Patterns of chromosomal imbalances in advanced urinary bladder cancer detected by comparative genomic hybridization

Abstract

To identify genetic changes linked to bladder cancer progression we analyzed 90 invasive transitional cell carcinomas (37 pT1 and 53 pT2-4) by comparative genomic hybridization. The most frequent alterations included 1q+ (37%), 5p+ (24%), 6q- (19%), 8p-(29%), 8q+ (37%), 9p- (31%), 9q- (23%), 11p-(24%), 11q- (22%), 17q+ (29%), and 20q+ (28%).

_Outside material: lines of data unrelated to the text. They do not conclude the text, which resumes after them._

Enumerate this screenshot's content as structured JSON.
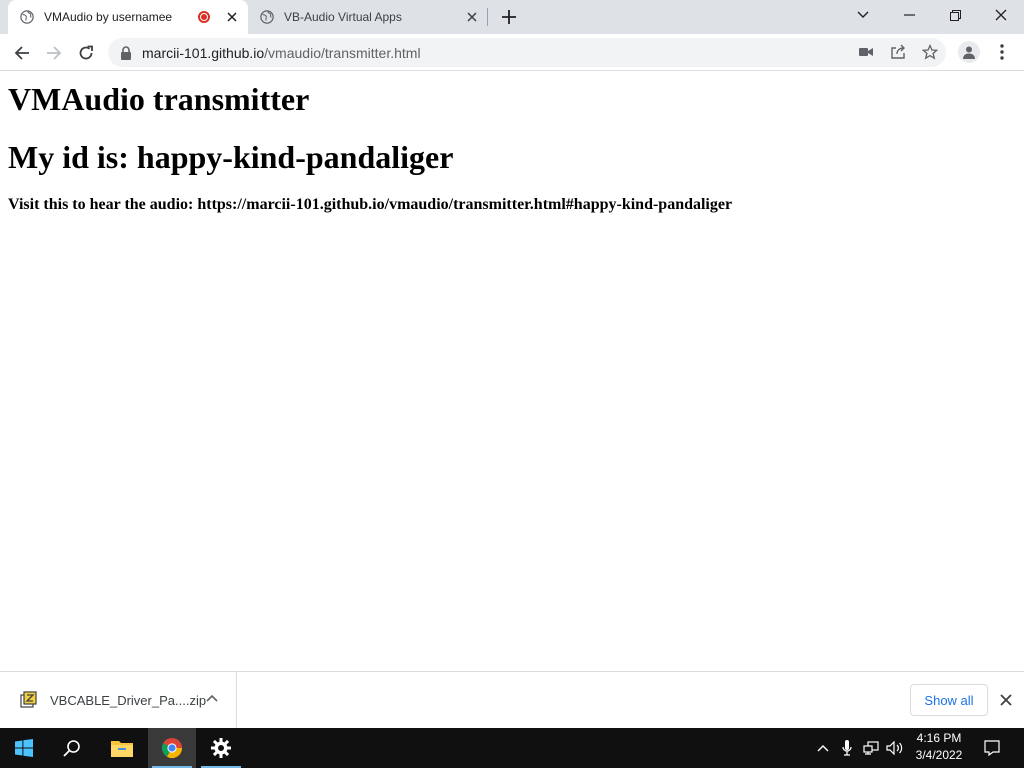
{
  "tabs": [
    {
      "title": "VMAudio by usernamee",
      "recording": true
    },
    {
      "title": "VB-Audio Virtual Apps"
    }
  ],
  "address_bar": {
    "host": "marcii-101.github.io",
    "path": "/vmaudio/transmitter.html"
  },
  "page": {
    "heading": "VMAudio transmitter",
    "id_line": "My id is: happy-kind-pandaliger",
    "visit_line": "Visit this to hear the audio: https://marcii-101.github.io/vmaudio/transmitter.html#happy-kind-pandaliger"
  },
  "download_shelf": {
    "file_name": "VBCABLE_Driver_Pa....zip",
    "show_all_label": "Show all"
  },
  "taskbar": {
    "time": "4:16 PM",
    "date": "3/4/2022",
    "pinned": [
      "windows-start-icon",
      "search-icon",
      "file-explorer-icon",
      "chrome-icon",
      "settings-icon"
    ]
  },
  "colors": {
    "accent": "#1a73e8",
    "recording": "#d93025",
    "tabstrip": "#dee1e6",
    "taskbar": "#101010"
  }
}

Interestingly, there were three groups of alterations that frequently occurred together (9p- and 11q13+/ 20q+ and 11q13+ or 17q+/1q+ and 3p+ or 11q-). These loci might carry genes that interact with each other in specific molecular pathways. There were remarkable genetic similarities between minimally and deeply invasive tumors of different histological grades, including a similar number of aberrations per tumor and an equal frequency of most individual alterations. However, deletions of 5q, 6q, and 15q and gains of 5p, 7p, and Xq were significantly more frequent in pT2-4 than in pT1 carcinomas. These loci may harbor genes that are important for bladder cancer progression.

Figure 1.

Summary of all relative DNA sequence copy number changes detected by CGH in 37 papillary pT1 (A), 24 papillary pT2–4 (B), and 29 solid pT2–4 carcinomas (C). The vertical lines on the right side of the chromosome idiograms indicate gains, those on the left losses of the corresponding chromosomal regions. Amplifications are indicated as solid bars. *1p, 16p, 19, and 22 were not analyzed.

Figure 2.

Relationship between individual alterations. Tumors with 20q gains had an increased likelihood to have also 11q13 gains or 17q gains. Carcinomas with 1q gains had frequent 3p gains and 11q deletions.

Figure 3.

A putative model of bladder cancer development and progression based on molecular cytogenetic findings. For explanations, see text.